The SOO instructors course certifies participants to teach and implement a Surgical Obstetrical Training Program. The certified African instructors go on to teach the SOO providers course, which brings structured operative learning to early obstetrical training. With three components of lectures, laboratory sessions and a clinical practicum, the course helps students with problems encountered with vaginal deliveries, including vacuum extraction, cervical laceration and removing a retained placenta. Students also have the opportunity to practice plotting the course of a hypothetical patient’s progress in labour on a partogram, as recommended by the World Health Organization and the Federation of Gynaecology and Obstetrics.

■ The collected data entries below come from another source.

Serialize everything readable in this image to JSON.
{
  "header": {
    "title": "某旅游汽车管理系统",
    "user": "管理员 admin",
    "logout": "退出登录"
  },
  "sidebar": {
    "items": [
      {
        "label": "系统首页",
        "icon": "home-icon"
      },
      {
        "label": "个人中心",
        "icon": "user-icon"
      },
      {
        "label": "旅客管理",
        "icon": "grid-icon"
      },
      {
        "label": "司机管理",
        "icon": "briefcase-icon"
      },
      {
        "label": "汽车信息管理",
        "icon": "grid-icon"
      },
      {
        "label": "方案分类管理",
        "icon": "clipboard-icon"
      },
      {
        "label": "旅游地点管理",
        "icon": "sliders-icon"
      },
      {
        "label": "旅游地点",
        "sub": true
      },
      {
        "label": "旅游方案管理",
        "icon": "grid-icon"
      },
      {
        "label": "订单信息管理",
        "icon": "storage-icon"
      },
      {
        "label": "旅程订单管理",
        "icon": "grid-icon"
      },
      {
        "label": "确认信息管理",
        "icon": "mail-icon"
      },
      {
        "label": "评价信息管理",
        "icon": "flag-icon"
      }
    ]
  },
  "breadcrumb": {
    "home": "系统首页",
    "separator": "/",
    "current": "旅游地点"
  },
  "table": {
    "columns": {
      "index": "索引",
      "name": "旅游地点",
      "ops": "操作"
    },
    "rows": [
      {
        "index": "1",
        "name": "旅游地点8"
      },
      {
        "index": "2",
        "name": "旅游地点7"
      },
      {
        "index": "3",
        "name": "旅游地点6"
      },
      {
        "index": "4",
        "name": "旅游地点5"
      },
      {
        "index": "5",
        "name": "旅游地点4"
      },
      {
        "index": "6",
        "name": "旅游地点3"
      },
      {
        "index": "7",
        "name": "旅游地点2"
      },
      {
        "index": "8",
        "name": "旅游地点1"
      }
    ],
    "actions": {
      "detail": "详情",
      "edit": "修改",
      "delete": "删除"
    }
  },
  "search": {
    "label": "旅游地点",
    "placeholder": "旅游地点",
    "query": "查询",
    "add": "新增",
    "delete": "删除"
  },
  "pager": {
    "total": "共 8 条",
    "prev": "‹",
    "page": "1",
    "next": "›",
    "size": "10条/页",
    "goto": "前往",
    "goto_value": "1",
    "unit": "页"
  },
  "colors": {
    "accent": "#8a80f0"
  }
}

In the three-day laboratory session, students practice basic surgical techniques, vaginal delivery skills and Cesarean section skills. Knot tying is learned and mastered and models and simulators help with skills development. Plastic torsos with a snap-on ‘abdominal wall’ are used to practice opening and closing incisions, as required during an actual Cesarean section. The students also practice opening and closing incisions on the ‘uterus’ inside the plastic torso. Goat feet are used to practice skin closure techniques and beef hearts are used to practice uterine opening and closing because its muscle is similar to that of the human uterus.
Following the laboratory course, students move to the operating room where they each perform three closures of Caesarean incisions and three complete Caesarean sections, under the supervision of faculty.